Um simples grama de estruturas metalorgânicas chega para albergar dois mil metros quadrados de espaço livre. Pode parecer milagre da multiplicação do vazio, mas é apenas uma das virtudes de uma classe de materiais que começou por ser desenvolvida no final dos anos 80 pelos cientistas Susumu Kitagawa, Richard Robson e Omar Yaghi para abrir caminho a objetos ou dispositivos que captam água da seca atmosfera do deserto, ou que aprisionam dióxido de carbono nas cidades mais poluídas, ou que simplesmente permitem produzir fármacos que libertam substâncias ao longo do tempo. As possibilidades são múltiplas – e isso também explica o facto de a Real Academia das Ciências da Suécia ter anunciado, esta quarta-feira, que os três criadores das MOF foram escolhidos para receber o prémio Nobel da Química de 2025.

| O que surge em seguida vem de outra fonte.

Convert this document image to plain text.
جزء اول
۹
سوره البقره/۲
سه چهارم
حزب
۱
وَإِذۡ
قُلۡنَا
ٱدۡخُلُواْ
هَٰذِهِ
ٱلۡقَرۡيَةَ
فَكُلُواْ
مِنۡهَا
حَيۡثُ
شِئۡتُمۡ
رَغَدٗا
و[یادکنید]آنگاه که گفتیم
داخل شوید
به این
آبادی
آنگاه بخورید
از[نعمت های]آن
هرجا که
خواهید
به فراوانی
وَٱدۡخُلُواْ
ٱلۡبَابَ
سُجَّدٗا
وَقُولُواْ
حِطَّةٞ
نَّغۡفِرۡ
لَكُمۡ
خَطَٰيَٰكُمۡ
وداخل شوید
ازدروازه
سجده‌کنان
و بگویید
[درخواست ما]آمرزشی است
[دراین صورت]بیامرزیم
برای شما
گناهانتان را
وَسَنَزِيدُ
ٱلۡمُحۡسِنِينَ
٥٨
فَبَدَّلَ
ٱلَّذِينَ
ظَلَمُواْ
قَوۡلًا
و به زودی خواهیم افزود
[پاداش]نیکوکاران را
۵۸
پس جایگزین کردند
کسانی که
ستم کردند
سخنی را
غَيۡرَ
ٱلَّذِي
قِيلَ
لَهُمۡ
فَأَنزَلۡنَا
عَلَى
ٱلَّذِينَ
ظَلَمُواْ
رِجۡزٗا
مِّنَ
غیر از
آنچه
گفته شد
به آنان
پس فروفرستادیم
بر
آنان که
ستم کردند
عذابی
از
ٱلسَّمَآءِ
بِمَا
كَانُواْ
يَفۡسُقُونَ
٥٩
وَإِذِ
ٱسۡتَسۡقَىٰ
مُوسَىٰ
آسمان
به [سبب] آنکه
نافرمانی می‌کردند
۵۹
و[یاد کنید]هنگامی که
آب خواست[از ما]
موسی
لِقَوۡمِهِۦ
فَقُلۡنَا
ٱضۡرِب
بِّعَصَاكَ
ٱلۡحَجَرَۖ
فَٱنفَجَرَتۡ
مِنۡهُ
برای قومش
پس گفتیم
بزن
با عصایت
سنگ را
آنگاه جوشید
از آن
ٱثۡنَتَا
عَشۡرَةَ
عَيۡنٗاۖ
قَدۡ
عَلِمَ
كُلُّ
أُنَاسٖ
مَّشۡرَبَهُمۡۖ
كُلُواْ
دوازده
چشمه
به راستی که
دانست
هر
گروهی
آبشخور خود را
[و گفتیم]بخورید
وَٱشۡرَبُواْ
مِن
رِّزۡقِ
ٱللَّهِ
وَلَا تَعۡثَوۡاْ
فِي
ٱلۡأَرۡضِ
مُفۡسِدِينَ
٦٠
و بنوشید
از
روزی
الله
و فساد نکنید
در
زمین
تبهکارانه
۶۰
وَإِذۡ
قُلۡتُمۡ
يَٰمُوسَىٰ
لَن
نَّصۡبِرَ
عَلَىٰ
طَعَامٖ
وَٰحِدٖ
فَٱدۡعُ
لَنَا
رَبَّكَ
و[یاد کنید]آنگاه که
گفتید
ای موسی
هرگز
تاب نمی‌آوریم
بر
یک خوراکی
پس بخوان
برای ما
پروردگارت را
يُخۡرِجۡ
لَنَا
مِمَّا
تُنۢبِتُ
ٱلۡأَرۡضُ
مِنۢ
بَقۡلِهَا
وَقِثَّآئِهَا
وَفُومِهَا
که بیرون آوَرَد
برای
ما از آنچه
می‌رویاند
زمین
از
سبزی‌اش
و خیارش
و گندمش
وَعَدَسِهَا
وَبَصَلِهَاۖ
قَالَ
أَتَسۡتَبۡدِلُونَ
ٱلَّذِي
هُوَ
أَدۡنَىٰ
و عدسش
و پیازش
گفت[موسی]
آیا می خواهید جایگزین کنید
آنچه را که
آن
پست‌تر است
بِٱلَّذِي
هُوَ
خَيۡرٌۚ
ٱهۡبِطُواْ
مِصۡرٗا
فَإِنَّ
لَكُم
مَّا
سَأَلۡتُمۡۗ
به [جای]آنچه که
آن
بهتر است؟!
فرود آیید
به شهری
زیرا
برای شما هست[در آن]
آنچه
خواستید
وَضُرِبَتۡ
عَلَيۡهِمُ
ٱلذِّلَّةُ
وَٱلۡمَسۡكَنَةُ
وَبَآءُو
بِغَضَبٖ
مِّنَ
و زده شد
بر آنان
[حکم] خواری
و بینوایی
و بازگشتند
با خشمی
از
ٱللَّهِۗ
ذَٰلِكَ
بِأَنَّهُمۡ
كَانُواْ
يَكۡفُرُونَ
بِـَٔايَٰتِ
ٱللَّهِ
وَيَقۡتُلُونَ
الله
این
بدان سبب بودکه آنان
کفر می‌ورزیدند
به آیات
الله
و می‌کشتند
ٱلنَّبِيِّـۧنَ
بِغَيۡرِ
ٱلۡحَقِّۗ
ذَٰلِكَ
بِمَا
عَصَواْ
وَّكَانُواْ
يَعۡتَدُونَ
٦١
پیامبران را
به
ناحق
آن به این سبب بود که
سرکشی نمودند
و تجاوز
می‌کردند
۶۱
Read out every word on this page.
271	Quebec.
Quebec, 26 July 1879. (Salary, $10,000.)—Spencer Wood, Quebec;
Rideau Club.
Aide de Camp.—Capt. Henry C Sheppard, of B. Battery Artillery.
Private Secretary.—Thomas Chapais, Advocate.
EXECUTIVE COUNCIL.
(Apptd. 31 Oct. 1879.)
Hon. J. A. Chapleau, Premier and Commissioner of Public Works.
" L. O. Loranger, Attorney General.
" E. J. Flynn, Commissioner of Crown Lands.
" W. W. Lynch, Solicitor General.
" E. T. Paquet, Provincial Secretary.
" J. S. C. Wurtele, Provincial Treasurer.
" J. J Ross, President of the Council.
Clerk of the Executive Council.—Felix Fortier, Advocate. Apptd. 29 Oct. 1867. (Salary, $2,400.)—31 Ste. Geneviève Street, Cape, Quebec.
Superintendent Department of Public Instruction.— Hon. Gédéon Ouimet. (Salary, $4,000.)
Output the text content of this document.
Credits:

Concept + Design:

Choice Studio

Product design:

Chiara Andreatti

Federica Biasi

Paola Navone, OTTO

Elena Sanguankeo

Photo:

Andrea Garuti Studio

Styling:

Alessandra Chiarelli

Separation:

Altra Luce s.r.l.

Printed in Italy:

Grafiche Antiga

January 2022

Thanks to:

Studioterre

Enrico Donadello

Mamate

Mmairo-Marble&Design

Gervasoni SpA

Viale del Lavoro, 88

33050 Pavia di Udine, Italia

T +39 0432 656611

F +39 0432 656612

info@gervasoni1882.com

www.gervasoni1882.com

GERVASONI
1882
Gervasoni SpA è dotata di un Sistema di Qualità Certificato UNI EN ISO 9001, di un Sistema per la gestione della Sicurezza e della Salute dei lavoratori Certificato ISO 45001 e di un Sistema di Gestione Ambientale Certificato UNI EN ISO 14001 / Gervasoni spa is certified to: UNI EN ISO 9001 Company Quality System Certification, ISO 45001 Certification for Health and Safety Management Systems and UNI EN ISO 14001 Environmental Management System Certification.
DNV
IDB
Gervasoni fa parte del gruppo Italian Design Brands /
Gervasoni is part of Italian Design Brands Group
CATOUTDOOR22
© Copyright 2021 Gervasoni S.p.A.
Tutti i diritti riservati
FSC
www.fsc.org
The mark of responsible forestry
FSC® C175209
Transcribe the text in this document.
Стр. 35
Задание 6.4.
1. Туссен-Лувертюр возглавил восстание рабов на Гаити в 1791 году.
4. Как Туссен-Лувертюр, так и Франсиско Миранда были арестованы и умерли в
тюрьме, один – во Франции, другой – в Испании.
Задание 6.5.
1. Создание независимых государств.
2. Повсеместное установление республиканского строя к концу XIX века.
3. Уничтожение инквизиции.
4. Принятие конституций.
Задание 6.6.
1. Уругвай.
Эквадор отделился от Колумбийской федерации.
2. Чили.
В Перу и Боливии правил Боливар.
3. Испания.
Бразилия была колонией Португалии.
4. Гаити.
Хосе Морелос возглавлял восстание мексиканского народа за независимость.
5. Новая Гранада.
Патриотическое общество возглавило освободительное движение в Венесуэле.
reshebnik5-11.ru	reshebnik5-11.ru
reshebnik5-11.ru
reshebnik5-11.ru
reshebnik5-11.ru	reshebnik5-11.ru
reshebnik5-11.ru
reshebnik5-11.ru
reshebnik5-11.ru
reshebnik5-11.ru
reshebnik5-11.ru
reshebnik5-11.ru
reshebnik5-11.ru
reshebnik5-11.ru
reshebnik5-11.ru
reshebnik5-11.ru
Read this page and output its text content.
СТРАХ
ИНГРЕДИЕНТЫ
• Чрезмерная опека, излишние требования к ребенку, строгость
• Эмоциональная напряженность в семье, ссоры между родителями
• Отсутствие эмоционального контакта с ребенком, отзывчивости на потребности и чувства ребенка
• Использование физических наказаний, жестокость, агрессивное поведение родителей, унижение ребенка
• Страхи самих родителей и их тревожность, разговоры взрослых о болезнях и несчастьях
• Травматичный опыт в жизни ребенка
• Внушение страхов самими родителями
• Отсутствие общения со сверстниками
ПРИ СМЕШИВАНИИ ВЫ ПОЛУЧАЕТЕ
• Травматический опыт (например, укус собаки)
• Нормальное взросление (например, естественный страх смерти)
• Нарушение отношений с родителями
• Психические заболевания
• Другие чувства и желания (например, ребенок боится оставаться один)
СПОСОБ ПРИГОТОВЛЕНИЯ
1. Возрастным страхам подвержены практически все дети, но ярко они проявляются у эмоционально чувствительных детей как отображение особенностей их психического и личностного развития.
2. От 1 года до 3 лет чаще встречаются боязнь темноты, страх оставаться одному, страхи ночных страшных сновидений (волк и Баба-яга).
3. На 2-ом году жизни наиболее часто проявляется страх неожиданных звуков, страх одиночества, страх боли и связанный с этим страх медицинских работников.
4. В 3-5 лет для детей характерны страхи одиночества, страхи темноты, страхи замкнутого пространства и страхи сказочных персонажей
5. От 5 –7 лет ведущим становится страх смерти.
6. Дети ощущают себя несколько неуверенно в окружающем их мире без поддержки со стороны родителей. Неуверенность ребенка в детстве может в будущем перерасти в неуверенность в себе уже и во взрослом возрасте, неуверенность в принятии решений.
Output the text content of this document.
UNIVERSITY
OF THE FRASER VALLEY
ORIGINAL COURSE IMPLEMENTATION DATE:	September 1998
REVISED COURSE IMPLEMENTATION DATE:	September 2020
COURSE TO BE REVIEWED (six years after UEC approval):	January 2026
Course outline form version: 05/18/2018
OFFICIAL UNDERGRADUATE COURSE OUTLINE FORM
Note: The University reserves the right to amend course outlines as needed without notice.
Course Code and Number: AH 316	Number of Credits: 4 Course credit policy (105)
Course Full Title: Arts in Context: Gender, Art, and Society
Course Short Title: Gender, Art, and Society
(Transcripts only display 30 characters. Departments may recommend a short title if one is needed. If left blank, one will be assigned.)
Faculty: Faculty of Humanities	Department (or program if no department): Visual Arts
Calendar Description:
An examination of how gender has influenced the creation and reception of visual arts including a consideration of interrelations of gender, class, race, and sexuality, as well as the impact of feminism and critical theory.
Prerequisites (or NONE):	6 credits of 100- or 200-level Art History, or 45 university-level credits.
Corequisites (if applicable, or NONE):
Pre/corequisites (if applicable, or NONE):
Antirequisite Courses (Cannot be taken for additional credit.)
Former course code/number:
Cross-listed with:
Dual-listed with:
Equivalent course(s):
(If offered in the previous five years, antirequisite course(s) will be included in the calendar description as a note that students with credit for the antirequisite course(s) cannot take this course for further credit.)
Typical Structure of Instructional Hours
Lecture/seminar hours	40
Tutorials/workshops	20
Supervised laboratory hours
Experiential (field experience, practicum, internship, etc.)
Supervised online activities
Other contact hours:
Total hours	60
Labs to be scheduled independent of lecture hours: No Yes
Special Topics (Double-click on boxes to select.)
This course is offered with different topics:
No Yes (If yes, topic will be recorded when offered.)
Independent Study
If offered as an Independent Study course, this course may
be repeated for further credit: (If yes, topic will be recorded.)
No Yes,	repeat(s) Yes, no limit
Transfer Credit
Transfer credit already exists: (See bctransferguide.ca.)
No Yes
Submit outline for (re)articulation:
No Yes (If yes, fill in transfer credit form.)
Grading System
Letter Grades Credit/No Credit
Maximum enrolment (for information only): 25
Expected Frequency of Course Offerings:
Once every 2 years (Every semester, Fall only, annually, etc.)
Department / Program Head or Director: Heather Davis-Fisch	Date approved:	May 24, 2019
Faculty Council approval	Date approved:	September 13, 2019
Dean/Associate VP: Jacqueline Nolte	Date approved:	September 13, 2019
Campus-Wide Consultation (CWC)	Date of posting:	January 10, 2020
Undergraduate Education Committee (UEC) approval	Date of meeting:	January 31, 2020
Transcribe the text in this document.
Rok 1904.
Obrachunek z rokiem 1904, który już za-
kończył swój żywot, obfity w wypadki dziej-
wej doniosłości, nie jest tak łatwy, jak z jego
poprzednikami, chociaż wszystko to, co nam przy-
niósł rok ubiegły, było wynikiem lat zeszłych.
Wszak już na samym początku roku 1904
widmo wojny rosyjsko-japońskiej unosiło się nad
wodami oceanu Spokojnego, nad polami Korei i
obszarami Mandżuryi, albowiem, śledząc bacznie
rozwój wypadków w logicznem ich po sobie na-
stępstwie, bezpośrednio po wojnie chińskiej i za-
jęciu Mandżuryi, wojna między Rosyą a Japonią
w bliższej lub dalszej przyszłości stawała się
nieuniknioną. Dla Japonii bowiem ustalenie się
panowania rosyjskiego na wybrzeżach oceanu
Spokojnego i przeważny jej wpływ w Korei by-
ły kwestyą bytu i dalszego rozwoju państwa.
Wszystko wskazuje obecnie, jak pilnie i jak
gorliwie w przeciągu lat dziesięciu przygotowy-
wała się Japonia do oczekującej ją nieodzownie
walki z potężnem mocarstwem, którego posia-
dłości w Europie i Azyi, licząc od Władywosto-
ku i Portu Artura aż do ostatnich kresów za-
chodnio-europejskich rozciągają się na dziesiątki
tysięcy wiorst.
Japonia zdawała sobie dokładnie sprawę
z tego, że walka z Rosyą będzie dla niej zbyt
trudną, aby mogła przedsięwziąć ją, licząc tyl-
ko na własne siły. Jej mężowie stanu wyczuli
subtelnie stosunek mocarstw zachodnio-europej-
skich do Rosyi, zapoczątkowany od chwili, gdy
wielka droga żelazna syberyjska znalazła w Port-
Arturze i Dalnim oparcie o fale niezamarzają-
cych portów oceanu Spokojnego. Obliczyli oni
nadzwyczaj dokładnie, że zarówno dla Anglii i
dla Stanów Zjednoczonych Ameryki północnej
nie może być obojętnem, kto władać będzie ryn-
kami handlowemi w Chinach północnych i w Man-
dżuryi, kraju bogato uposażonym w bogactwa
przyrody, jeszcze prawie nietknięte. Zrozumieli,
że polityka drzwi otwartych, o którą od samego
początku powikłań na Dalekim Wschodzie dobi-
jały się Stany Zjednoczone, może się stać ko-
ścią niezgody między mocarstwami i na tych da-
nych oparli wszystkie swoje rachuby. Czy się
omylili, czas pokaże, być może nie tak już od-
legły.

“As estruturas metalorgânicas têm um enorme potencial, e abrem caminho a oportunidades nunca vistas para materiais feitos à medida com novas funções”, sublinha Heiner Linke, presidente do Comité do Nobel da Química, num comunicado da Real Academia das Ciências da Suécia.
As estruturas metalorgânicas, que também são conhecidas em português como redes metalorgânicas e, na gíria da química, remetem muitas vezes para a sigla MOF, tiveram a primeira aparição pelas mãos de Richard Robson, quando começou a trabalhar num material poroso, que combinava iões de cobre carregados eletricamente e moléculas de quatro "braços". Mais tarde, Susumu Kitagawa e Omar Yaghi desenvolveram métodos de fabrico, e encontraram forma de criar MOF flexíveis, que permitem fluir gases de dentro para fora e vice-versa, e que se mantêm como estruturas estáveis. Susumu Kitagawa é japonês e tem carreira feita na Universidade de Quioto, no Japão. Omar M. Yaghi nasceu na Jordânia e está afiliado à Universidade da Califórnia, nos Estados Unidos. Richard Robson é britânico e é professor na Universidade de Melbourne, na Austrália.
O trabalho dos três investigadores só viria a ficar terminado em 2003, refere ainda o comunicado da Real Academia das Ciências da Suécia. E é essa maratona de investigação que também ajuda a explicar o ponto em que se encontra o uso dos MOF no dia-a-dia.
“Este ano, o Nobel da Química foi atribuído a uma área de grande potencial, que ainda não atingiu um nível de utilização generalizado. Na origem da atribuição deste prémio estará o facto de ser possível sintetizar um grande leque de MOF com propriedades que se adequam a cada cenário de uso”, responde João Pires da Silva, presidente do Departamento de Química e Bioquímica da Faculdade de Ciências da Universidade de Lisboa (CIÊNCIAS).